The chemical sector doesn’t have a reputation for embracing cutting-edge technology in IT. Yet the international giant Ineos tries to keep up as best as possible, partly because it has to.
Ineos is a British multinational active in the chemical sector across 32 countries. In Belgium, the company is known to the general public as the builder of the large Ineos One project in the port of Antwerp, though it has several other locations in Flanders, Brussels, and Wallonia. Ineos also has factories and offices in other European countries, the US, South America, and Asia.
We met with Claudio Bolla at Fortinet’s Security Day. As CISO, Claudio Bolla is responsible for the extensive IT environment that encompasses all these sites. In this conversation, he highlights the biggest challenges, from cybersecurity to AI.
What does the IT environment you are responsible for look like?
Claudio Bolla: “It sometimes resembles a plate of spaghetti. We’re a globally active chemical company, so our IT structure is enormously intertwined. Everything is connected: sites, systems, IT and OT processes. This complexity requires strong coordination between overarching standards and local autonomy.”
What are the main priorities right now?
Bolla: “My priority is keeping the company’s name out of the newspaper when it comes to cybersecurity. This includes three specific goals: bringing IT and OT together in terms of cybersecurity, complying with NIS2, and properly managing third parties.
“We work with more than 28,000 suppliers. Should I focus on those who cost the most? Or on those who are deepest in our systems? And what about major players like Microsoft, BP, or Shell? You hope they take responsibility in the supply chain, but even with certified or well-known suppliers, you’re not automatically protected as a customer.”
Does the business sufficiently understand the IT challenges?
Bolla: “Awareness is growing, but still not enough. We’ve taken major steps to get cybersecurity on the agenda. Management increasingly understands its importance, partly due to increased regulations and media attention. Yet it remains technically challenging. Board members are sometimes older and not technically proficient. Fortunately, I do see improvement, especially compared to five, ten, or twenty years ago.”
Does your Organization Have Access to Sufficient People and Resources?
Bolla: “No, the chemical industry is simply not attractive to IT professionals. We usually don’t lead in technology. It’s much nicer to work for a telecom company like Proximus, for example.” To compensate, Ineos tries to attract talent globally through a hybrid model. “We centralize and standardize where possible, but also allow local autonomy. This way, we can draw from a broader pool of people.”
Is the Future of Ineos’s IT Environment in the Cloud, On-Premises, or a Combination?
Bolla: “Fully migrating to the cloud will never happen. Ineos will continue to work partly on-premises. We’re a heavily regulated sector with real-time systems that have physical impact. If these fail, things can quickly go wrong. Every millisecond counts. At the same time, the cloud is necessary for global applications. We use cloud for systems that span multiple sites and countries.
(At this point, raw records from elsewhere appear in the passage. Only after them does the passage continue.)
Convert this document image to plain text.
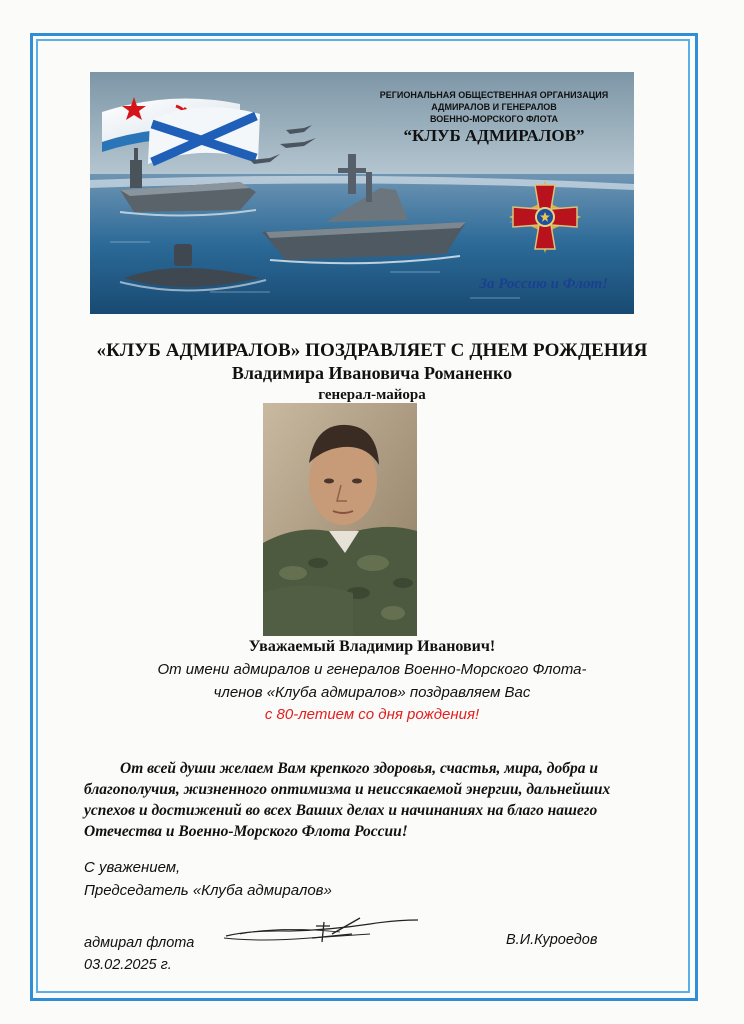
РЕГИОНАЛЬНАЯ ОБЩЕСТВЕННАЯ ОРГАНИЗАЦИЯ
АДМИРАЛОВ И ГЕНЕРАЛОВ
ВОЕННО-МОРСКОГО ФЛОТА
“КЛУБ АДМИРАЛОВ”
За Россию и Флот!
«КЛУБ АДМИРАЛОВ» ПОЗДРАВЛЯЕТ С ДНЕМ РОЖДЕНИЯ
Владимира Ивановича Романенко
генерал-майора
Уважаемый Владимир Иванович!
От имени адмиралов и генералов Военно-Морского Флота-
членов «Клуба адмиралов» поздравляем Вас
с 80-летием со дня рождения!
От всей души желаем Вам крепкого здоровья, счастья, мира, добра и благополучия, жизненного оптимизма и неиссякаемой энергии, дальнейших успехов и достижений во всех Ваших делах и начинаниях на благо нашего Отечества и Военно-Морского Флота России!
С уважением,
Председатель «Клуба адмиралов»
адмирал флота
03.02.2025 г.
В.И.Куроедов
So yes, it will be a hybrid future.”
What impact do regulations such as NIS2 have on policy?
Bolla: “NIS2 completely changes the rules of the game. It not only makes the board personally responsible but also the local legal entities. This decentralization of liability changes how IT communicates with the rest of the company. I see it positively: it increases the involvement of local management and forces us to better apply cybersecurity rules.”
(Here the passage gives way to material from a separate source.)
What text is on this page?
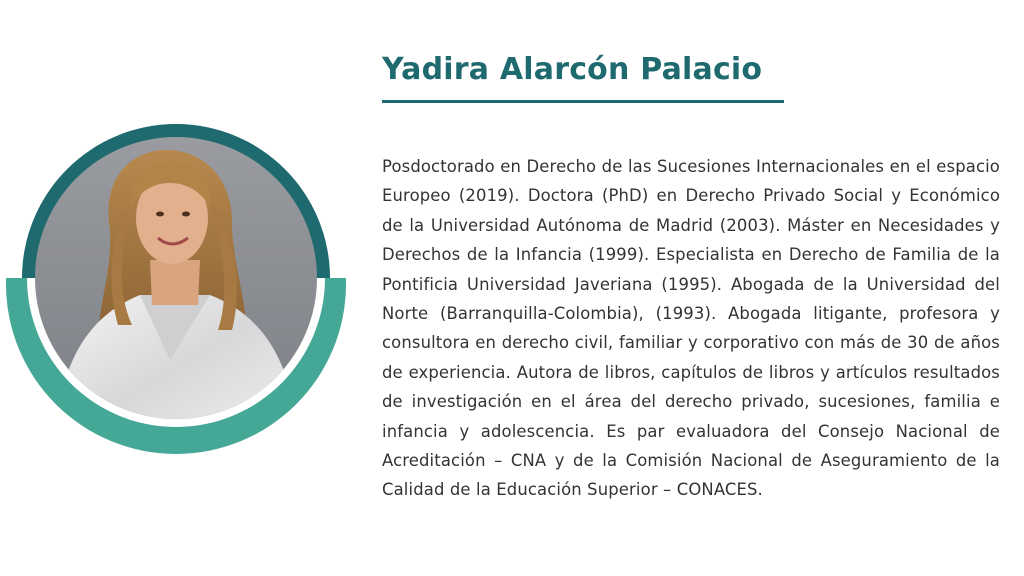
Yadira Alarcón Palacio
Posdoctorado en Derecho de las Sucesiones Internacionales en el espacio Europeo (2019). Doctora (PhD) en Derecho Privado Social y Económico de la Universidad Autónoma de Madrid (2003). Máster en Necesidades y Derechos de la Infancia (1999). Especialista en Derecho de Familia de la Pontificia Universidad Javeriana (1995). Abogada de la Universidad del Norte (Barranquilla-Colombia), (1993). Abogada litigante, profesora y consultora en derecho civil, familiar y corporativo con más de 30 de años de experiencia. Autora de libros, capítulos de libros y artículos resultados de investigación en el área del derecho privado, sucesiones, familia e infancia y adolescencia. Es par evaluadora del Consejo Nacional de Acreditación – CNA y de la Comisión Nacional de Aseguramiento de la Calidad de la Educación Superior – CONACES.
How is Ineos Dealing with the AI Hype?
Bolla: “We’re cautiously curious. AI is already being tested within Ineos for predictive maintenance, chemical modeling, and even cybersecurity. “But we’re also vigilant. How can hackers use these tools? How will regulators respond? In the US, for example, there’s now a requirement to preserve AI output. But what does that mean in practice? Will it be challenged? And what are the implications for Europe?”
What are the main plans and challenges in the near future?
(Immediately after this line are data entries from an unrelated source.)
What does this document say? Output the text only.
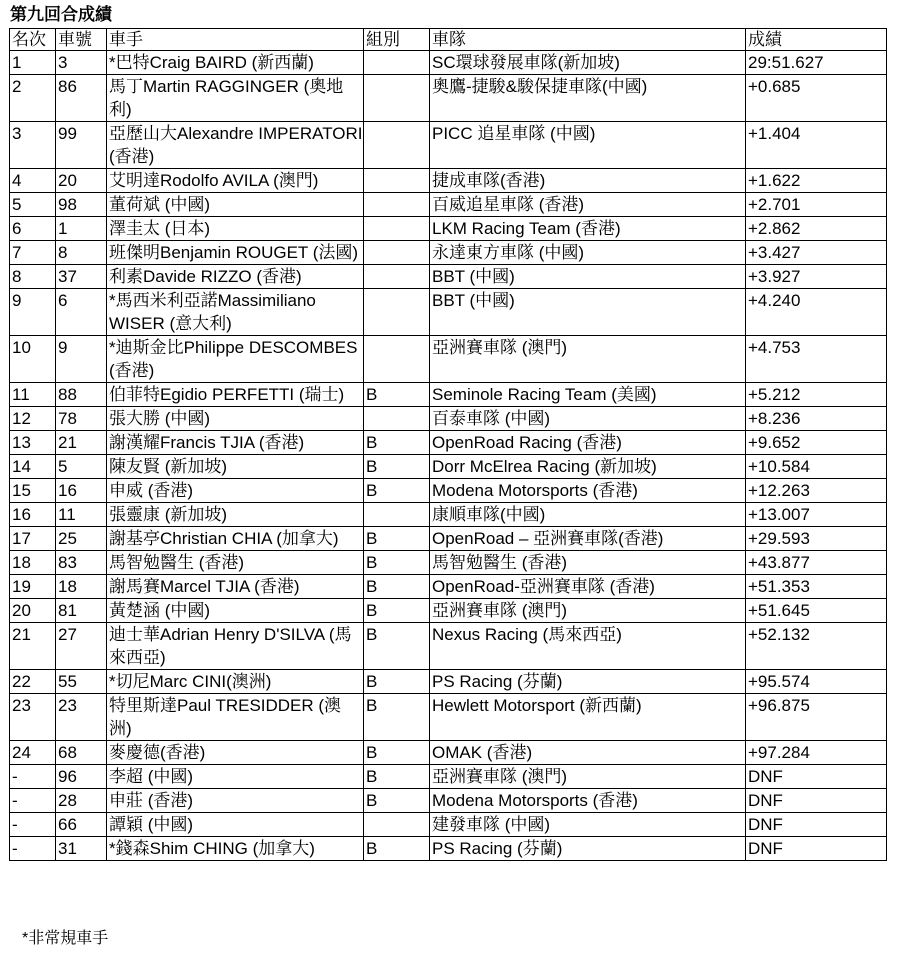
第九回合成績
名次	車號	車手	組別	車隊	成績
1	3	*巴特Craig BAIRD (新西蘭)		SC環球發展車隊(新加坡)	29:51.627
2	86	馬丁Martin RAGGINGER (奧地利)		奧鷹-捷駿&駿保捷車隊(中國)	+0.685
3	99	亞歷山大Alexandre IMPERATORI (香港)		PICC 追星車隊 (中國)	+1.404
4	20	艾明達Rodolfo AVILA (澳門)		捷成車隊(香港)	+1.622
5	98	董荷斌 (中國)		百威追星車隊 (香港)	+2.701
6	1	澤圭太 (日本)		LKM Racing Team (香港)	+2.862
7	8	班傑明Benjamin ROUGET (法國)		永達東方車隊 (中國)	+3.427
8	37	利素Davide RIZZO (香港)		BBT (中國)	+3.927
9	6	*馬西米利亞諾Massimiliano WISER (意大利)		BBT (中國)	+4.240
10	9	*迪斯金比Philippe DESCOMBES (香港)		亞洲賽車隊 (澳門)	+4.753
11	88	伯菲特Egidio PERFETTI (瑞士)	B	Seminole Racing Team (美國)	+5.212
12	78	張大勝 (中國)		百泰車隊 (中國)	+8.236
13	21	謝漢耀Francis TJIA (香港)	B	OpenRoad Racing (香港)	+9.652
14	5	陳友賢 (新加坡)	B	Dorr McElrea Racing (新加坡)	+10.584
15	16	申威 (香港)	B	Modena Motorsports (香港)	+12.263
16	11	張靈康 (新加坡)		康順車隊(中國)	+13.007
17	25	謝基亭Christian CHIA (加拿大)	B	OpenRoad – 亞洲賽車隊(香港)	+29.593
18	83	馬智勉醫生 (香港)	B	馬智勉醫生 (香港)	+43.877
19	18	謝馬賽Marcel TJIA (香港)	B	OpenRoad-亞洲賽車隊 (香港)	+51.353
20	81	黃楚涵 (中國)	B	亞洲賽車隊 (澳門)	+51.645
21	27	迪士華Adrian Henry D'SILVA (馬來西亞)	B	Nexus Racing (馬來西亞)	+52.132
22	55	*切尼Marc CINI(澳洲)	B	PS Racing (芬蘭)	+95.574
23	23	特里斯達Paul TRESIDDER (澳洲)	B	Hewlett Motorsport (新西蘭)	+96.875
24	68	麥慶德(香港)	B	OMAK (香港)	+97.284
-	96	李超 (中國)	B	亞洲賽車隊 (澳門)	DNF
-	28	申莊 (香港)	B	Modena Motorsports (香港)	DNF
-	66	譚穎 (中國)		建發車隊 (中國)	DNF
-	31	*錢森Shim CHING (加拿大)	B	PS Racing (芬蘭)	DNF
*非常規車手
Bolla: “Two themes stand out for us: AI and legislation. The speed at which regulations are evolving today is mind-boggling. In the past, legislation was slow and predictable. Now we have to try to keep up with lawmakers. This has consequences. We don’t become more successful by having ISO 27001 certification, but we might need the certificates to be allowed to continue operating. That’s a trend I take seriously.”